Evidemment pas, cette privatisation est parfaitement inconsciente puisque ceux qui la mettent en œuvre pensent que leurs opinions sont la vérité (et qu’il ne saurait y avoir plusieurs vérités concurrentes). Bien sûr, à France Inter, on respecte scrupuleusement les temps de parole et même Marine Le Pen y est régulièrement reçue – et tout à fait courtoisement questionnée par Patrick Cohen. Mais chacun, dans le studio, doit néanmoins faire comprendre à l’auditeur que, lui, il ne mange pas de ce pain-là, des fois qu’on le prenne pour un de ces déplorables, comme dit Hillary Clinton. Et cela ne concerne pas seulement Marine Le Pen, mais tout ce qui n’est pas de gauche.

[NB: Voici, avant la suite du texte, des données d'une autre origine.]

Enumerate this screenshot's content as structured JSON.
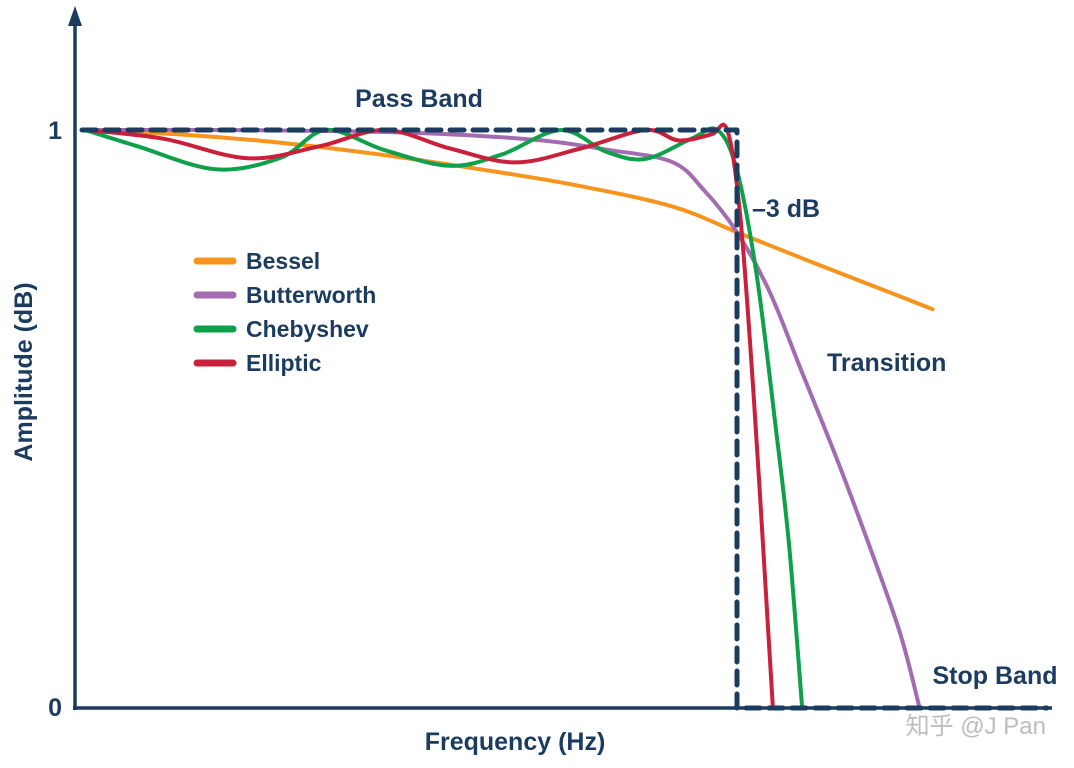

Il y a toujours un point de vue qui joue à domicile.(…)
Qu’avez-vous pensé du traitement médiatique de l’élection américaine. La victoire de Donald Trump est-elle aussi la défaite des médias?
La défaite des médias ne tient pas au fait qu’ils n’avaient pas prévu l’élection de Donald Trump: ils le pouvaient d’autant moins la prévoir qu’il a obtenu moins de voix que son adversaire. La défaite des médias tient au fait qu’on ne les écoute plus. Voilà des années que, collectivement et systémiquement, ils agissent comme le Quartier général de la pensée dominante et qu’ils tentent, bien au-delà de France Inter, de rééduquer des masses de plus en plus rétives à leurs sermons. Ici, leurs trépignements, criailleries et grandes déclarations ont rythmé l’ascension du Front national de 5 à 25 % des voix. En Grande Bretagne, ils ont récolté le Brexit et aux Etats-Unis, Trump à la Maison Blanche. En 2002, Philippe Muray expliquait que Le Pen était le gourdin qu’avaient trouvé les gens pour dire merde aux gouvernants. Eh bien on dirait qu’ils sont prêts à saisir n’importe quel gourdin. Et si les médias sont devenus pour beaucoup l’incarnation la plus honnie de ces gouvernants, c’est parce qu’ils prétendent dire ce qu’il faut penser. Ainsi somment-ils les bons peuples d’applaudir à leur propre disparition tout en leur expliquant qu’ils ne voient pas ce qu’ils voient et ne vivent pas ce qu’ils vivent. Je n’ai aucune certitude mais mon intuition est que, dans les reproches faits aux journalistes, leur incessant prêchi-prêcha en faveur du multiculturalisme et leur encouragement à toutes les revendications identitaires minoritaires figurent en tête.